For this class, we will be taking on a writing experiment in the form of electronic commonplace books. I will be asking you to use this project to try and help you make sense of Paradise Lost and the content we cover in class. However, because this is experimental, I am making this a group project, for several reasons. First, in my experience, there are few traits that will serve you as well in the workplace as the ability to work effectively in teams. Second, this sort of experimental writing will benefit from having a community of people to discuss and debate how things should develop. To this end, the class will be divided into five groups of four students. Each group will be responsible for the creation of an electronic commonplace book that will be located on a blog. The goals of this project are to help you learn to work and write collaboratively, to expand your sense of the purpose and use of research, and to allow you to experiment to with new technologies that have the potential to rapidly change the face of academia.

Each commonplace book should, by the end of the semester, contain at least four major types of entries, each including your own commentary, responses, or questioning:

  1. Important quotations from class readings.
  2. Historical information on 16th and 17th Century issues related to Milton.
  3. Summaries or quotations from scholarly or critical sources about Milton, Paradise Lost, Hell, Heaven, Creation, Apocalypse stories/texts, or texts on the philosophical themes discussed in Paradise Lost.
  4. Alternative representations of hell, creation, or apocalypse; or popular culture appropriations of Milton or Paradise Lost (from any period). This can include artwork, photos, YouTube videos, or anything else that you can provide in electronic form. This artwork or videos can be either material YOU create (bonus points if you do!), or the work of others so long as it is properly attributed.

Other categories you might include:

  1. Statements from class discussions—listen to what your fellow students have to say! If someone say something provocative, interesting, or even wrong, write it down, and use it.
  2. Quotations or ideas that are relevant to or connect with the ideas we encounter in Milton.

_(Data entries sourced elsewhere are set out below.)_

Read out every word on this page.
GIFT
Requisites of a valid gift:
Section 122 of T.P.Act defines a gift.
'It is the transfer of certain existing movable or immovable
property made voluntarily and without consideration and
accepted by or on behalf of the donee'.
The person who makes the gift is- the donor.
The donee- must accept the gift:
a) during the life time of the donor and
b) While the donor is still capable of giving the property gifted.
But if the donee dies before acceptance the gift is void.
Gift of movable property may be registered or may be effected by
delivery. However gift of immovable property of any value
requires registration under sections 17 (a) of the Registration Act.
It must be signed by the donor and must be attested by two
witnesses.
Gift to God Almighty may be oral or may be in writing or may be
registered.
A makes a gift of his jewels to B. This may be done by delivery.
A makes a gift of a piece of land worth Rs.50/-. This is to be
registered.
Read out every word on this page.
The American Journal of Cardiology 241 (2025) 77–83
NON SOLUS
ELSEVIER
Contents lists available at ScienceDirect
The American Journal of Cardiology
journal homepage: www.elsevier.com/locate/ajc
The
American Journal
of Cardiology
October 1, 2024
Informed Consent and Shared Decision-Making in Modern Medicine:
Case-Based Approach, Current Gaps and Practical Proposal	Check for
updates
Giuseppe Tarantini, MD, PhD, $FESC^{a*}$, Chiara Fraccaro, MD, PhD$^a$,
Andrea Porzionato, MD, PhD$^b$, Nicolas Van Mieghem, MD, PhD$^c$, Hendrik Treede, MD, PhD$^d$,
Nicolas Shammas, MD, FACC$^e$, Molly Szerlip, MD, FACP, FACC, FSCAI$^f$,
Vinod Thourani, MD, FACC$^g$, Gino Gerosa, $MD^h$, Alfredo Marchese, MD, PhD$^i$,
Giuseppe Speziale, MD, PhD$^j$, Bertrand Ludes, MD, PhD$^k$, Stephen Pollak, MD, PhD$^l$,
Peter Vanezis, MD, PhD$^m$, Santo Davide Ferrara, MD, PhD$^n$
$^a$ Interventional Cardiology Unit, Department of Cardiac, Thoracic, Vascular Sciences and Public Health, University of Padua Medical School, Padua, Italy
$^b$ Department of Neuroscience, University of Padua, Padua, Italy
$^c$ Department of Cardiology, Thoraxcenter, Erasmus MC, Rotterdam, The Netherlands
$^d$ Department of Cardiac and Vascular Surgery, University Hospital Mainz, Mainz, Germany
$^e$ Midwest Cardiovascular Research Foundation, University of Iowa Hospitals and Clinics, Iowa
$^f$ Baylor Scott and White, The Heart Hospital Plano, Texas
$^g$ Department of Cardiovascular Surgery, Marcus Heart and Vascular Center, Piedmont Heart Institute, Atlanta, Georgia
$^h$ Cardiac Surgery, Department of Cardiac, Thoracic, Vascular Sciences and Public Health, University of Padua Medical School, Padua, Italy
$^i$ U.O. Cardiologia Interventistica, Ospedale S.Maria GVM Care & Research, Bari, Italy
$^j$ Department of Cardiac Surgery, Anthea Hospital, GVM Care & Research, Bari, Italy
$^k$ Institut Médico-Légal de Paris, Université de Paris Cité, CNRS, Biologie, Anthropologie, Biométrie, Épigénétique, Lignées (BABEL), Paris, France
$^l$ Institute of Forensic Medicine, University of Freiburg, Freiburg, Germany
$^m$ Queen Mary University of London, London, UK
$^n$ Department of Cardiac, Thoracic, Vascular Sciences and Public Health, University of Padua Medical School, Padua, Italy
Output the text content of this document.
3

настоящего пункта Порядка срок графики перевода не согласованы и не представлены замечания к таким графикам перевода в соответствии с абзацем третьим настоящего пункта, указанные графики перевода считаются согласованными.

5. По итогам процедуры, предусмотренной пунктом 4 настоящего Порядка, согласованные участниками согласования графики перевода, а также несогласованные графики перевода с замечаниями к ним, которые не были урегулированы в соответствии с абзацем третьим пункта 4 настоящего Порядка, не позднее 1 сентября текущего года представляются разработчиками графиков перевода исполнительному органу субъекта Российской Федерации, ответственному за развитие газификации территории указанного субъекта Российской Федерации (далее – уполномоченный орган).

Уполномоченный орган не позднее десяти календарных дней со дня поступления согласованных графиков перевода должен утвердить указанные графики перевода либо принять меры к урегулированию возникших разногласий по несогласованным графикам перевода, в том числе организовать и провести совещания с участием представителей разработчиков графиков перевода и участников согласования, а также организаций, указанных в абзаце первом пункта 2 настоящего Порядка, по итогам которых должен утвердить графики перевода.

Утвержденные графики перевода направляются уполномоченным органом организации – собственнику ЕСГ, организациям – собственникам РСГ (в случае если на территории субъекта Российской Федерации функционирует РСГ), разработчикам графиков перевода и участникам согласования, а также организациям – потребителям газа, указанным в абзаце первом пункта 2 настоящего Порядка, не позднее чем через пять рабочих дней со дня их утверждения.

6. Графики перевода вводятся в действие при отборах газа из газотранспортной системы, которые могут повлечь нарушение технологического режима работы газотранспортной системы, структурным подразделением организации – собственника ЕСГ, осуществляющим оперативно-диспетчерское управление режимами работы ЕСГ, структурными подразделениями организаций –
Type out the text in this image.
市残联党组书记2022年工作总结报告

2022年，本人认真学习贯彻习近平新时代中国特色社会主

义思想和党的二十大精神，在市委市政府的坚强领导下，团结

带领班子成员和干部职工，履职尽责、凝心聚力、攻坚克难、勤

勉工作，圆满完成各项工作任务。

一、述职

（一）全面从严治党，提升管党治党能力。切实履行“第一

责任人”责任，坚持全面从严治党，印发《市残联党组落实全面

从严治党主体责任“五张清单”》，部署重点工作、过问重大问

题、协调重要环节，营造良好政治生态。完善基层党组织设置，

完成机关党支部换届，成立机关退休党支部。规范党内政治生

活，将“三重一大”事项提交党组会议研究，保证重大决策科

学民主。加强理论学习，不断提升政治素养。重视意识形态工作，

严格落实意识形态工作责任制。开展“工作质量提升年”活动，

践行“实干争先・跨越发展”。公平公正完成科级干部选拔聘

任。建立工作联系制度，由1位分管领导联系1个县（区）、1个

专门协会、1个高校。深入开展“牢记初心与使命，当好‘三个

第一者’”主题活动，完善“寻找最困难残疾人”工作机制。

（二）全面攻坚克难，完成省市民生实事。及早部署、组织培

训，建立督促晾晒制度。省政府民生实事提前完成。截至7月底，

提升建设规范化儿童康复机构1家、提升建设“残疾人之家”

These commonplace books will be shared with the class, who will be the ones primarily (though not exclusively) evaluating this assignment. One person in each group will be responsible for evaluating one of the other groups’ commonplace book. The final evaluation should take the form of a written, typed commentary to be turned in at the final exam. As a class we will develop a rubric for this evaluation that each person will follow; however, the final grade will be in my hands alone, and I will take into account the evaluations of the group as a whole as well as the contributions of individual members. If one member of the group has not lived up to the requirements, the others will not be penalized, and the individual will see his or her grade dramatically reduced. However, individuals will benefit the most from full participation and cooperation with other group members. Encourage each other to better and more complete work, and you will all see the benefits.

A Note on Timeliness: Once an individual or group has posted content to their commonplace book, other groups may not use the same source or quotation without adding to the conversation by a) summarizing, quoting, and/ or citing the group that posted the source originally, and b) substantially adding to the commentary through qualification, rebuttal, expansion, or further analysis. Thus, you should stay on top of the commonplace book project by both reading the commonplace books of the other groups as well as posting regularly on your own.

A Note on Bonus Points: I will be handing out bonus points to individuals and groups on especially creative, well-written, or well-researched posts. The individual and/or team that accumulates the highest number of bonus points by the end of the semester will win bragging rights as well a small amount of extra credit for their commonplace book grade.